Migliorano le caratteristiche elettriche
Combinando le innovazioni apportate al circuito con le tecnologie di fabbricazione più recenti, è stato possibile migliorare la regolazione rispetto alle variazioni di carico di un simile convertitore. Ad esempio, i progettisti di Murata Power Solutions sono riusciti a incrementare le prestazioni di load regulation del loro MTU1 entro un intervallo massimo che va dal -4 al +5,5%, dal 10% al pieno carico. Per un confronto, il grado di regolazione raggiunto dalle soluzioni precedenti era appena compreso tra -7,5 e +10%. Per molte applicazioni, un tale miglioramento in termini di regolazione elimina la necessità di inefficienti e ingombranti stadi lineari di postregolazione. Allo stesso tempo, un ulteriore miglioramento alla struttura magnetica toroidale del dispositivo è stato determinante nell'innalzare l'efficienza a un valore compreso tra l'83 e l'88%, come pure la frequenza di commutazione, ridotta dagli originali 110 kHz agli 82 kHz per MTU1 con ingresso a 5 V e ai 90 kHz della variante a 12 V. Questi interventi, riducendo le perdite dinamiche, contribuiscono ad innalzare l'efficienza che, supera l'80% a circa il 40% della potenza d'uscita, e resta virtualmente piatta oltre il 50%. Gli incrementi di efficienza descritti si traducono in una riduzione di circa il 56% della potenza dissipata internamente che, riducendo i punti caldi, migliora l'affidabilità del dispositivo, riducendo al contempo la quantità di calore che il circuito ospite deve smaltire. Tutti i modelli della serie MTU1 non sono soggetti a derating tra -40 e +85°C di temperatura operativa. Altre specifiche elettriche ulteriormente ottimizzate comprendono la corrente di ripple riflessa, ridotta da circa 30 mA picco-picco a 5 - 6 mA e la capacità ingresso-uscita abbassata di due o tre volte, rendendo così più facile il filtraggio. Una ridotta capacità, oltre a rinforzare l'isolamento tra ingresso e uscita, rende infatti il dispositivo meno suscettibile al passaggio di rumore attraverso la barriera isolante, che potrebbe arrecare disturbo a carichi particolarmente sensibili.

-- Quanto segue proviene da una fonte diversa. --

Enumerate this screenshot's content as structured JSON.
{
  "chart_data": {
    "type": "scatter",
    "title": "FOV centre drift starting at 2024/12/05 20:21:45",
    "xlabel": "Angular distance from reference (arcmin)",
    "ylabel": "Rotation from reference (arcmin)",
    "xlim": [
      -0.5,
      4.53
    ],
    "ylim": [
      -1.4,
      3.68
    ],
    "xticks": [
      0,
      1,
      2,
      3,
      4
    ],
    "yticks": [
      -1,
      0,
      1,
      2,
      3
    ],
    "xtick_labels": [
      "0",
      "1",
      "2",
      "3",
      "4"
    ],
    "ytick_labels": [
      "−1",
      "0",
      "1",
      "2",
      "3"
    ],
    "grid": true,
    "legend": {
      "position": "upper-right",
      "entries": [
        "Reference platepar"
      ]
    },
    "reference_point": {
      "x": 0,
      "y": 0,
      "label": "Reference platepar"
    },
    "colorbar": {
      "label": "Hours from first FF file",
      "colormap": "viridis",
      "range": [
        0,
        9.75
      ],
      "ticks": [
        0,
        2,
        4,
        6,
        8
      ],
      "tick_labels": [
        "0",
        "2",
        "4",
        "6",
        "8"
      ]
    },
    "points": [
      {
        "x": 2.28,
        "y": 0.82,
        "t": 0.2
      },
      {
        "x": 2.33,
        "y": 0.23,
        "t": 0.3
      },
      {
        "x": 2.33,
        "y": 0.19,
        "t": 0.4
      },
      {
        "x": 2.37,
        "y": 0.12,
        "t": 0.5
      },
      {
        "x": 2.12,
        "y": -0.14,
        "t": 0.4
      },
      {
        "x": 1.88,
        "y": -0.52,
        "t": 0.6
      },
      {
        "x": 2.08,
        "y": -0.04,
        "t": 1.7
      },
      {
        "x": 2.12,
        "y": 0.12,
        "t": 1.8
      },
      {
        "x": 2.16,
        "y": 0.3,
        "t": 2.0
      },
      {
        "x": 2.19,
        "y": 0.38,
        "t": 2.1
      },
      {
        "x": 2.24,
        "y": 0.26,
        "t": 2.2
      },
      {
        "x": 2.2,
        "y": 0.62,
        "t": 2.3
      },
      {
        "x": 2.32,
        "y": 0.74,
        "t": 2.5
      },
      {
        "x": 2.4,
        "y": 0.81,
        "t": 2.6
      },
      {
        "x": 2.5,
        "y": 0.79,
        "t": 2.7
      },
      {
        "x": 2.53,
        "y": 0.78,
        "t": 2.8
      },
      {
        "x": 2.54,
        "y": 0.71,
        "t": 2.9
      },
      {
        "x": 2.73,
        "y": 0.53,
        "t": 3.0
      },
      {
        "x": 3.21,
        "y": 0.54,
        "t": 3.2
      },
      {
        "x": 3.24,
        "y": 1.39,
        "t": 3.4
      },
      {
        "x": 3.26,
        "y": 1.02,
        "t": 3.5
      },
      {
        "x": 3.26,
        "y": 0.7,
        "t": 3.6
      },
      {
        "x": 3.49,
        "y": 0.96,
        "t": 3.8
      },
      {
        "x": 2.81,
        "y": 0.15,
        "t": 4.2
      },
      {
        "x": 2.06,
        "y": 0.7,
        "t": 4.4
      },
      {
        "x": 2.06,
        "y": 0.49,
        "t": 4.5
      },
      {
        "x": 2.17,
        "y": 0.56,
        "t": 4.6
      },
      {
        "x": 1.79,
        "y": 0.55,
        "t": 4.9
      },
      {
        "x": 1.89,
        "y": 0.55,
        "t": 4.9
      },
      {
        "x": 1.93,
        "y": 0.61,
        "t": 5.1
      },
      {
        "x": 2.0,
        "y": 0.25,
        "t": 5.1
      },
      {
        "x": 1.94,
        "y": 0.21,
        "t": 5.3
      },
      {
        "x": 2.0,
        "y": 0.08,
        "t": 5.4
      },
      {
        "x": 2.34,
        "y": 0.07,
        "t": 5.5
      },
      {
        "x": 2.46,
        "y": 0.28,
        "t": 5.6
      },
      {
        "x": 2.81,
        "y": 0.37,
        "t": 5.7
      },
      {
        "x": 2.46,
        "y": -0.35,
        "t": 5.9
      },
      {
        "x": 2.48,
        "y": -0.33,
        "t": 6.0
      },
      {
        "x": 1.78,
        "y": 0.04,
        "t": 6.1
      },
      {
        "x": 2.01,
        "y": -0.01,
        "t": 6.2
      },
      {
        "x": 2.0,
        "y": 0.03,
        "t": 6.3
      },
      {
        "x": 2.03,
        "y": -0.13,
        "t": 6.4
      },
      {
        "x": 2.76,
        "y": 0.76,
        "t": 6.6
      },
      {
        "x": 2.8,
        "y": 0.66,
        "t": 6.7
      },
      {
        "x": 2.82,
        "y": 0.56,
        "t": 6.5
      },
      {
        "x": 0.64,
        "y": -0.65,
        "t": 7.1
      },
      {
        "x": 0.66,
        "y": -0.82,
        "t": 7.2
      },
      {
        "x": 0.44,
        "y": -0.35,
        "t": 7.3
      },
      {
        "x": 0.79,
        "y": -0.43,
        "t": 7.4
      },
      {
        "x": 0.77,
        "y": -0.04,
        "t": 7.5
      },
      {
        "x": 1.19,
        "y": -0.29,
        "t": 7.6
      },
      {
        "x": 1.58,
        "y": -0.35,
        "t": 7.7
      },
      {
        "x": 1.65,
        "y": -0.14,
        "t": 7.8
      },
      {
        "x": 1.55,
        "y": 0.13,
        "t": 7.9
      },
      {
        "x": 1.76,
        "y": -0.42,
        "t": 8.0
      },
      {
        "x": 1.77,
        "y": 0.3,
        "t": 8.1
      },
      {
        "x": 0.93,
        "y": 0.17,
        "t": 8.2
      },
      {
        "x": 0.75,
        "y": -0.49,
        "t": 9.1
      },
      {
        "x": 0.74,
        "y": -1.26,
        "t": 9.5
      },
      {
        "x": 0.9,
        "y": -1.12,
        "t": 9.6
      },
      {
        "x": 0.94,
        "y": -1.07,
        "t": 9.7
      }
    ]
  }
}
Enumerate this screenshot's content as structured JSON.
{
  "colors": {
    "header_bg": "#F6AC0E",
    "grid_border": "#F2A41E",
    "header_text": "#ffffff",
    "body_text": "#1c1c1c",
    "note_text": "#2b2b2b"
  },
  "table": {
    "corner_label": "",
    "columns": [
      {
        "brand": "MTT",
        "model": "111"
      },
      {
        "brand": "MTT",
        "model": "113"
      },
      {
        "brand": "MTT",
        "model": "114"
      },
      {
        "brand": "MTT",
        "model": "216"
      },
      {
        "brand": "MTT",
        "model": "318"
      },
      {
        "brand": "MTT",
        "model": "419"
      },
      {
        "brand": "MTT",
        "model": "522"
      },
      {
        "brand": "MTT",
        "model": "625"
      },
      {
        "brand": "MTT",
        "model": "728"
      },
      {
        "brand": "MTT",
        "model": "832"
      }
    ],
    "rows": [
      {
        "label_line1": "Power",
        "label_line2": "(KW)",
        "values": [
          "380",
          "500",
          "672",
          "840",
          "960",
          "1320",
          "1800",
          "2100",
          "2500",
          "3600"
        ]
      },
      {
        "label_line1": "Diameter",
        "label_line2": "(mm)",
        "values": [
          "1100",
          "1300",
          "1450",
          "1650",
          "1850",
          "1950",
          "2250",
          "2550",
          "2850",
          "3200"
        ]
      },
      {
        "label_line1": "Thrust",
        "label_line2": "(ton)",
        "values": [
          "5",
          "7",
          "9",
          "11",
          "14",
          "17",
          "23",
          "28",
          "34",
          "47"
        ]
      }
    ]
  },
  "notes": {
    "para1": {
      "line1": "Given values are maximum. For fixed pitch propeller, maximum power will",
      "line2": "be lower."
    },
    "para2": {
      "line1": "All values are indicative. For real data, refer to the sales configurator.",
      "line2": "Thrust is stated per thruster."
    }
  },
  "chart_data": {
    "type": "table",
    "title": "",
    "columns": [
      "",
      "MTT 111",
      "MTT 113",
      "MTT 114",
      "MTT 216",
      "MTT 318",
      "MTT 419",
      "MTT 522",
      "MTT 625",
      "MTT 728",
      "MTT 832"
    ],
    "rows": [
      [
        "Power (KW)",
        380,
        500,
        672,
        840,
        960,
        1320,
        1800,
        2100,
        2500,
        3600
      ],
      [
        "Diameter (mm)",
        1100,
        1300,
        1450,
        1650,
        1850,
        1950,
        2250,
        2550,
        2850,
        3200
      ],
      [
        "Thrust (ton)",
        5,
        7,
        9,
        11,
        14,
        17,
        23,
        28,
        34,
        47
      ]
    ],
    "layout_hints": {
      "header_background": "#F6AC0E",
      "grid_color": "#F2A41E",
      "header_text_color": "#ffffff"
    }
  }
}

Dimensioni ridotte e immunità all'umidità
L'evoluzione più appariscente della serie MTU1 è quella relativa alle dimensioni: l'ingombro delle piazzole passa da 12.70 x 11.70 mm a solamente 9.10 x 6.08 mm. Per il nuovo dispositivo ciò rappresenta una superficie occupata dai pin di appena 0,69cm2 e una densità di potenza effettiva di 1,71 W/cm3. Il contenitore RoHS conforme della MTU1 nasconde sotto il materiale a norma UL 94V-0 del package una costruzione open-frame. È importante segnalare anche che, a differenza di molti package plastici utilizzati da componenti standard industriali, quello dell'MTU1 si caratterizza per un rating di livello 1 per sensibilità all'umidità (MSL1). L'assorbimento e la ritenzione della umidità sono un argomento di cruciale rilevanza per molti dispositivi a montaggio superficiale, per l'importante stress che si può manifestare quando la temperatura sale rapidamente di molti gradi, soprattutto durante il processo di rifusione lead-free, che può raggiungere picchi di temperatura di 245°C. La conseguente emanazione di gas può facilmente danneggiare in modo irreparabile il componente: fenomeno ben noto come “popcorn cracking”. Per questo motivo i produttori classificano la sensibilità che i propri prodotti presentano nei confronti della umidità su una scala IPC/JEDEC J-STD-20 da 1 a 6, dove la caratteristica MSL1 significa che il dispositivo considerato è immune dal fenomeno di "popcorn cracking" per umidità. Il package della serie MTU1 non prevede infatti le procedure a cui sono soggetti i prodotti di livello inferiore all'MSL1 e che possono avere effetti negativi sulla loro saldabilità. Va inoltre ricordato che per i componenti di grado MSL1 non sono necessarie particolari e costose attenzioni durante la manipolazione o l'immagazzinamento. In aggiunta, la costruzione di tipo open-frame della MTU1 è progettata per sopportare con sicurezza il processo di rifusione ed elimina ogni pericolo di solder bridge, mentre la superficie piatta della sua forma a cubo la rende adatta per una movimentazione con attrezzi standard di pick-&-place a vuoto.